Tongue cleaning or scraping is a process that the majority of people in the United States don't do on a daily basis. Yet, it's one of the most important steps you can take to keep your breath clean and fresh!
MYTHS ABOUT CLEANING A WHITE TONGUE
MYTH #1: You have to scrape hard to clean a white tongue. This is false! You do not need to scrape your tongue so hard that it bleeds. In general, pressing harder does not remove more bacteria. You simply need to press hard enough that the tongue cleaner you're using is pressed flush across the surface. Try not to leave any gaps.
MYTH #2: Tongue Cleaning Alone Prevents Bad Breath. This is also false! Tongue cleaning alone does not kill the bacteria that cause bad breath that are breeding below the surface of a white tongue. It simply removes the gunk on the surface. This gunk (mucus and food debris) is a food source for anaerobic bacteria.
MYTH #3: You must use a complex, expensive gizmo to successfully clean your tongue. Again false! Really, all you need is a fairly rigid instrument, that you can easily make flush on the surface of your white tongue and cover the largest area possible. Those electronic tongue cleaners you see can be helpful if you have arthritis, difficulty with coordination, or in general have a tough time performing some simple actions, which I'll outline below.
Tongue cleaning is really not that difficult to do, and it's not even very time consuming. That extra minute or two you spend on your tongue per day can reap huge rewards in preventing bad breath. It'll help prevent this condition, return it to it's normal color, and most importantly cut down on bad breath.
STEP-BY-STEP INSTRUCTIONS TO SUCCESSFULLY CLEAN A WHITE TONGUE
STEP 1: Starting at the base of your tongue, place a tongue cleaner/scraper flush against your tongue's surface and make slow sweeping strokes from the back to the front. You can start at either side of your tongue and work your way across to the other side. Depending on the tongue cleaner you are using, you might need to make three to four different swaths across your white tongue.

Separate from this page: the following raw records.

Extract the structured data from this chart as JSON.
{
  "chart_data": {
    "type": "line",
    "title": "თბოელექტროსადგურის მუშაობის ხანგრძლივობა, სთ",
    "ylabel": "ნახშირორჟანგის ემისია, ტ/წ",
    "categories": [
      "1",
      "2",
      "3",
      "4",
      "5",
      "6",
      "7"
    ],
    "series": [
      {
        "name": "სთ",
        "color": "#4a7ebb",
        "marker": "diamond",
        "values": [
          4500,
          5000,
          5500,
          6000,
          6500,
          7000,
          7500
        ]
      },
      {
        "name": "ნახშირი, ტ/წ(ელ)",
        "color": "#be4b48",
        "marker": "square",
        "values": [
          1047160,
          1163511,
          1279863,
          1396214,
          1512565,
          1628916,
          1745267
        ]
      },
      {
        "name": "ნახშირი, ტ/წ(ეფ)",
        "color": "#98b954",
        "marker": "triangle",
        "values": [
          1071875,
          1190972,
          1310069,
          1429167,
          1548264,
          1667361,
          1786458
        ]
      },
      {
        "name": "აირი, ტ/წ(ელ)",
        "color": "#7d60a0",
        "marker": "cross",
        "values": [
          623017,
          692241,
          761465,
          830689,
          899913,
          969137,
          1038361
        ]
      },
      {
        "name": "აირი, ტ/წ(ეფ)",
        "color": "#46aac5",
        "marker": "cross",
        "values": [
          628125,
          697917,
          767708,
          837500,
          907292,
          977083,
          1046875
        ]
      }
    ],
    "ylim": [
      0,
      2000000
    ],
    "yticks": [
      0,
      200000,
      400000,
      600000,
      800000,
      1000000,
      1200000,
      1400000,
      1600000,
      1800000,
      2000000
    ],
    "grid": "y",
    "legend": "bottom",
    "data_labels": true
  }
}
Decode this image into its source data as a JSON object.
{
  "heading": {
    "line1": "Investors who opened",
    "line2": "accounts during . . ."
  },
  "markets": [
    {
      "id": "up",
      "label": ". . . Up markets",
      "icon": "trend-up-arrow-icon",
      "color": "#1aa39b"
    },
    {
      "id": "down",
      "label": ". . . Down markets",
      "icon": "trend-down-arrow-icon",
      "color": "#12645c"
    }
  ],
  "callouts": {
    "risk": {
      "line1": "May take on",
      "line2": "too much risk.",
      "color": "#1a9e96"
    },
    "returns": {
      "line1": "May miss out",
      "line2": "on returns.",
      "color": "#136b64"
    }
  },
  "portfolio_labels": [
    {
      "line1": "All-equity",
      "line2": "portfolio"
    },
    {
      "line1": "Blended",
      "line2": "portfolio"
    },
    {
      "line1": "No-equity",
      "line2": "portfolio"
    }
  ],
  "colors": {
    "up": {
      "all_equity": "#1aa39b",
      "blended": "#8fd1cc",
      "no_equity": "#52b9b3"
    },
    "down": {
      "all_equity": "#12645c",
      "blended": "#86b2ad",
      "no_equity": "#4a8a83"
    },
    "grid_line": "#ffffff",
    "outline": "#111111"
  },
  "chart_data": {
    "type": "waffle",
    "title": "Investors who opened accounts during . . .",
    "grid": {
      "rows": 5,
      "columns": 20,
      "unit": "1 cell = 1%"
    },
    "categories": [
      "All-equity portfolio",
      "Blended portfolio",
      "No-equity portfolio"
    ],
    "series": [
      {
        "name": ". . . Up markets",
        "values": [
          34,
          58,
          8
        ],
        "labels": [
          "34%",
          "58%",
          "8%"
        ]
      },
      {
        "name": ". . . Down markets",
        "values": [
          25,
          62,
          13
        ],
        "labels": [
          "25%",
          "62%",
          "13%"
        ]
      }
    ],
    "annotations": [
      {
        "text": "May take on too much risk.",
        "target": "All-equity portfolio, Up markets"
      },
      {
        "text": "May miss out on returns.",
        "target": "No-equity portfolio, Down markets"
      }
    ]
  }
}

STEP 2: Once the surface debris from your white tongue has been removed, apply a small bead of toothpaste to the head of your tongue cleaner. Make sure your toothpaste does not contain Sodium Lauryl Sulfate because this ingredient will dry out your mouth.
STEP 3: Gently coat the surface of your tongue (as far back as possible without gagging yourself) with the toothpaste. This allows the toothpaste to penetrate below the surface of your tongue and neutralize those sulfur-producing anaerobic bacteria. Believe it or not, there are more bacteria in the rear of your tongue than in the front!
STEP 4: Once your tongue is coated, allow the toothpaste to stay on the surface of your tongue as long as you can. Up to 90 seconds is ideal. If you begin to cough, or your gag reflex kicks in, that's okay, just spit whenever you need to.
STEP 5: Ideally, it's best to leave the toothpaste on the surface of your tongue, while you brush your teeth normally.